Learning and Optimisation in Bandit Problems

Seminar series

Mathematical and Computational Finance Internal Seminar

Date

Thu, 04 Nov 2010
13:00

Location

DH 1st floor SR

Speaker

Nathaniel Korda

An agent is presented with an N Bandit (Fruit) machines. It is assumed that each machine produces successes or failures according to some fixed, but unknown Bernoulli distribution. If the agent plays for ever, how can he/she choose a strategy that ensures the average successes observed tend to the parameter of the "best" arm?

Alternatively suppose that the agent recieves a reward of a^n at the nth button press for a success, and 0 for a failure; now how can the agent choose a strategy to optimise his/her total expected rewards over all time? These are two examples of classic Bandit Problems.

We analyse the behaviour of two strategies, the Narendra Algorithm and the Gittins Index Strategy. The Narendra Algorithm is a "learning"

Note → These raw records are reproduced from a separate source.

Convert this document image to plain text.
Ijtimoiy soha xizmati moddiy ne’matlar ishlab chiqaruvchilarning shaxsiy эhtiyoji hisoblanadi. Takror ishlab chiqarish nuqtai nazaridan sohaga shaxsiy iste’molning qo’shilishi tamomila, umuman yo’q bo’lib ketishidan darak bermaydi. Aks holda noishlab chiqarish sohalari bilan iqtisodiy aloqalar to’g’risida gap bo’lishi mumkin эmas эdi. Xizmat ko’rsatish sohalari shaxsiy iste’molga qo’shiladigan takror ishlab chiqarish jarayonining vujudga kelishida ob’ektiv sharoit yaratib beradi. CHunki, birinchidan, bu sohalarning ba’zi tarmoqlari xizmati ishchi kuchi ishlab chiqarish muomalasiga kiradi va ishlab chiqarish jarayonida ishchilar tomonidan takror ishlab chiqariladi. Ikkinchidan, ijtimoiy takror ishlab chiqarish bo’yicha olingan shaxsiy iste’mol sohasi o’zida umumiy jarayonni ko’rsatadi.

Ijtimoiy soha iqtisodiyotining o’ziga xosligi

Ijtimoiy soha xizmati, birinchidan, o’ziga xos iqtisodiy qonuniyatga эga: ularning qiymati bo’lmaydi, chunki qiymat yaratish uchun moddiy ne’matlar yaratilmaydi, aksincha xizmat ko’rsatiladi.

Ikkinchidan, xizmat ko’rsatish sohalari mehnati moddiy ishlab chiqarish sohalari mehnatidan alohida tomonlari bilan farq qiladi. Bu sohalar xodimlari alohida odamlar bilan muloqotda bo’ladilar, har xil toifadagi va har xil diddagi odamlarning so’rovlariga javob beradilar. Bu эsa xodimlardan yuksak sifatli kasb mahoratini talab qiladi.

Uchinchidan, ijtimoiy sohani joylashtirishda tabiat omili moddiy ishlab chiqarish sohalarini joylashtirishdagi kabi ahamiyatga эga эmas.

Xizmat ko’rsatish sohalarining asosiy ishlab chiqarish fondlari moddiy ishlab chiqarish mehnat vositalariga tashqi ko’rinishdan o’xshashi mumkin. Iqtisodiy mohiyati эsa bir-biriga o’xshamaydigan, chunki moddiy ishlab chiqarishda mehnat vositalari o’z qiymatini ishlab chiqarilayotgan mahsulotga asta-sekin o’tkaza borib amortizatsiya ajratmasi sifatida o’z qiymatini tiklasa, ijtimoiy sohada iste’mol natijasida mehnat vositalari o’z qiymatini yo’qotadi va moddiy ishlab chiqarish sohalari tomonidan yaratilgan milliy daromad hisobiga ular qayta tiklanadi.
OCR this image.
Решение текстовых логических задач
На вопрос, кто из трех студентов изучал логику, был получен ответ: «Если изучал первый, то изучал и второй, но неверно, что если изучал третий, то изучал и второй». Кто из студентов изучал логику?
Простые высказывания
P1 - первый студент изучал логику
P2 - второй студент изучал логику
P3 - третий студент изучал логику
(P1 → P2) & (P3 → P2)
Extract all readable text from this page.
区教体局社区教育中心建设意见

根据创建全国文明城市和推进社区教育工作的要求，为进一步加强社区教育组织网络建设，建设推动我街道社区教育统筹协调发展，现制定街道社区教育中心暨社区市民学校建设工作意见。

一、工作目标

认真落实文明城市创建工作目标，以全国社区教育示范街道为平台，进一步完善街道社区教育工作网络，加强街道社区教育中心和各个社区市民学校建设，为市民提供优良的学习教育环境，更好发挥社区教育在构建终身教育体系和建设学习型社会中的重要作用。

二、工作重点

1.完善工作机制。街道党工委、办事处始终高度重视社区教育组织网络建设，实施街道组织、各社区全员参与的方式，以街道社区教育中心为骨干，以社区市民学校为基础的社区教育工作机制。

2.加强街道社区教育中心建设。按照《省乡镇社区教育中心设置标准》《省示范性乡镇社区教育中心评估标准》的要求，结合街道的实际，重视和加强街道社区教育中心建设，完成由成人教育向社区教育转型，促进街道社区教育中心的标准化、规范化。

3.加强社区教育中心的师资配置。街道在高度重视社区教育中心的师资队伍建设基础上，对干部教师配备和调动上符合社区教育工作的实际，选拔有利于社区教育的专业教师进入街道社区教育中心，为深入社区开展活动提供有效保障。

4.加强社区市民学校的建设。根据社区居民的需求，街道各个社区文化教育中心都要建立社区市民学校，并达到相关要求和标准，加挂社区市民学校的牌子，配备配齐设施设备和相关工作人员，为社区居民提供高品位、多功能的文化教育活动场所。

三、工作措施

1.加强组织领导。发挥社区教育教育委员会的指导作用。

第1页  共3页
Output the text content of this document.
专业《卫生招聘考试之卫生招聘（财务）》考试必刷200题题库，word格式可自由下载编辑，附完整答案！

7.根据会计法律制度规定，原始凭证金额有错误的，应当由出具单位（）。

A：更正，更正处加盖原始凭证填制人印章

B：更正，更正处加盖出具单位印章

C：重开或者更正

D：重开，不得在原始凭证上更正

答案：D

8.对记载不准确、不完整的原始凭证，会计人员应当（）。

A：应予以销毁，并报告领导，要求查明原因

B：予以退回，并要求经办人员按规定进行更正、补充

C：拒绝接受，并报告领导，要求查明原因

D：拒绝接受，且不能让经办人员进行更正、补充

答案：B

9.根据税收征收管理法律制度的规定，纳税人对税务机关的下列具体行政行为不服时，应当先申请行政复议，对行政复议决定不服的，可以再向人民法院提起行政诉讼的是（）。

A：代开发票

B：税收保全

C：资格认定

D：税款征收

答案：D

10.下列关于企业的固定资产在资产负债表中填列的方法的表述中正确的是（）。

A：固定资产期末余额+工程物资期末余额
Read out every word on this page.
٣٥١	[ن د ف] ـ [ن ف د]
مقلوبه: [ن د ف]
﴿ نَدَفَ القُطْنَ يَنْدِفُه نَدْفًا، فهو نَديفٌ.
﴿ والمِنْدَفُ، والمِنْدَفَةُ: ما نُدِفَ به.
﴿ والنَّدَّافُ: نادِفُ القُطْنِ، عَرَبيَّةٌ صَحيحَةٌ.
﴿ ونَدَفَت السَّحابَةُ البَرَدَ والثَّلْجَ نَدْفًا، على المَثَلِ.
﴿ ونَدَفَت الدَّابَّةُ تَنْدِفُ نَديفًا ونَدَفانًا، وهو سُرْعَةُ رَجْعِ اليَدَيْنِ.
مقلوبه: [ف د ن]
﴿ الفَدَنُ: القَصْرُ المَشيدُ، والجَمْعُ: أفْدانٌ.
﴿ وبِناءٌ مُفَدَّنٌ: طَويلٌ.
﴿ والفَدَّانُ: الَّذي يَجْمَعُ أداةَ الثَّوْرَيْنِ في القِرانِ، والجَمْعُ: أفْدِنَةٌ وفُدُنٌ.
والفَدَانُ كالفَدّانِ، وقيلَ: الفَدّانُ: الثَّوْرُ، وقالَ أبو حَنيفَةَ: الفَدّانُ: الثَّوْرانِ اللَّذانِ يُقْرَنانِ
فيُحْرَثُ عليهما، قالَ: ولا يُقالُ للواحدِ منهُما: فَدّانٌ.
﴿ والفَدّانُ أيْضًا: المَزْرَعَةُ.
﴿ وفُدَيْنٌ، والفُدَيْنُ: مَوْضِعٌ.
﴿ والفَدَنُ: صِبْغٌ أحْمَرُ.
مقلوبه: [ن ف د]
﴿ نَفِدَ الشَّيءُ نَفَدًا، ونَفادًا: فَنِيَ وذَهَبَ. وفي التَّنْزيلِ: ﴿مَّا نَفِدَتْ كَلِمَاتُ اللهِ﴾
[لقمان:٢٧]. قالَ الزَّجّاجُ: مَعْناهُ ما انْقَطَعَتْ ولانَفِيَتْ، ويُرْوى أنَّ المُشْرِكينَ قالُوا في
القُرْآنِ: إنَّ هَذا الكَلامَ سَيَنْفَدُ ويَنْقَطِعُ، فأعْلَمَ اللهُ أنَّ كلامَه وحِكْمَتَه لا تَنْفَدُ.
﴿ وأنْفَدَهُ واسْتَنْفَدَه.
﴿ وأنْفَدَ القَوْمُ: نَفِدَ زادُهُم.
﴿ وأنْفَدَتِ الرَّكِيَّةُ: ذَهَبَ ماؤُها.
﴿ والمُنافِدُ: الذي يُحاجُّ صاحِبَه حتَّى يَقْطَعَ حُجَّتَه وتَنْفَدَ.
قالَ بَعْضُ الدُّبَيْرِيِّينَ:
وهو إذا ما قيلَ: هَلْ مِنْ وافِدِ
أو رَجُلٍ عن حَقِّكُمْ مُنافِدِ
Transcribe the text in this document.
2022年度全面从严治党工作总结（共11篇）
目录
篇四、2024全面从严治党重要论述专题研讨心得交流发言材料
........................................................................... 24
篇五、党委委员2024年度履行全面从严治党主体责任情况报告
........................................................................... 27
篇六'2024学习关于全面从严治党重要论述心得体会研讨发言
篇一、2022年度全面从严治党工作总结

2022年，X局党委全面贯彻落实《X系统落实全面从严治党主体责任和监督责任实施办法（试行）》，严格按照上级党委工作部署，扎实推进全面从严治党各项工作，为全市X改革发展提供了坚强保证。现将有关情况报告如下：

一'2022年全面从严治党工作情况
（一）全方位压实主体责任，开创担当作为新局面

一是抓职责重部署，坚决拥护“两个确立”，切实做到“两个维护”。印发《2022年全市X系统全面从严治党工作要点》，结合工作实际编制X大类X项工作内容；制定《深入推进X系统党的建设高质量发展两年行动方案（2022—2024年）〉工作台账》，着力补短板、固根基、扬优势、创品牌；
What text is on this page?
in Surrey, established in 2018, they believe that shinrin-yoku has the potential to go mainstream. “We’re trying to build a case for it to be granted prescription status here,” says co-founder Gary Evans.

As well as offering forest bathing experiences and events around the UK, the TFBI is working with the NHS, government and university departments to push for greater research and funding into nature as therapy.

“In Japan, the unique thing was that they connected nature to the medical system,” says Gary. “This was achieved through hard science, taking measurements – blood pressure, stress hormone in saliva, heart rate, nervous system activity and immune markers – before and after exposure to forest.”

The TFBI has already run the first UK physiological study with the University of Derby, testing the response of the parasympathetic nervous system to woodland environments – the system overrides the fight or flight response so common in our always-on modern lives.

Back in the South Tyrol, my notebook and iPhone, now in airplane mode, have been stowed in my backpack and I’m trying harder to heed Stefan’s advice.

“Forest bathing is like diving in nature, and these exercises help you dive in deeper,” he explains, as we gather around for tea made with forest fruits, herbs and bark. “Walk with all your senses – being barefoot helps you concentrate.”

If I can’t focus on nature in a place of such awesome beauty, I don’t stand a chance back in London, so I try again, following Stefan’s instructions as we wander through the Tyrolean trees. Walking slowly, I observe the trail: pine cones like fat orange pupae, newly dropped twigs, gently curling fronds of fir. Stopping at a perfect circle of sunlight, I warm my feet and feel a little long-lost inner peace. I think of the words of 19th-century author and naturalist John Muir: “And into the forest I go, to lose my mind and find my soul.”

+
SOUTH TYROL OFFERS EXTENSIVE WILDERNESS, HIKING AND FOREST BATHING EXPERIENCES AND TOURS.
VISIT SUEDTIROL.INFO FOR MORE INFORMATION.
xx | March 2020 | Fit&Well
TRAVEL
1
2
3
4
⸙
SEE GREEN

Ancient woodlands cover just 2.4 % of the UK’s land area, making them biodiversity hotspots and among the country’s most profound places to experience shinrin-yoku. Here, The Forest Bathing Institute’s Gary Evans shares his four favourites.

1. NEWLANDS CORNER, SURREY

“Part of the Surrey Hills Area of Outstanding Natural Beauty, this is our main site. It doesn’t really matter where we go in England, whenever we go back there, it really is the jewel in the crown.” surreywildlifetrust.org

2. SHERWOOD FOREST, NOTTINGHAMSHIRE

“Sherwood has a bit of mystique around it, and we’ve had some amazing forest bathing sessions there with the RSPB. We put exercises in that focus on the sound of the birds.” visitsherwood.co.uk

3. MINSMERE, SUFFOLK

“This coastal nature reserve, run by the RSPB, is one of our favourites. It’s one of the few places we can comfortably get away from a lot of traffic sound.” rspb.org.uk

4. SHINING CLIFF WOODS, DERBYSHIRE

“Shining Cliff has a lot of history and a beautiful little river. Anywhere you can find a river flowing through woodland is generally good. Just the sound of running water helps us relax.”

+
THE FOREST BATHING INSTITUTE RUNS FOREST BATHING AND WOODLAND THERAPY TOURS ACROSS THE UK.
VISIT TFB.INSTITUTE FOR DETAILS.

strategy, in that it answers the first question in the above paragraph, and we demonstrate this remains true when the sequences of success and failures observed on the machines are no longer i.i.d., but merely satisfy an ergodic condition. The Gittins Index Strategy optimises the reward stream given above. We demonstrate that this strategy does not "learn" and give some new explicit bounds on the Gittins Indices themselves.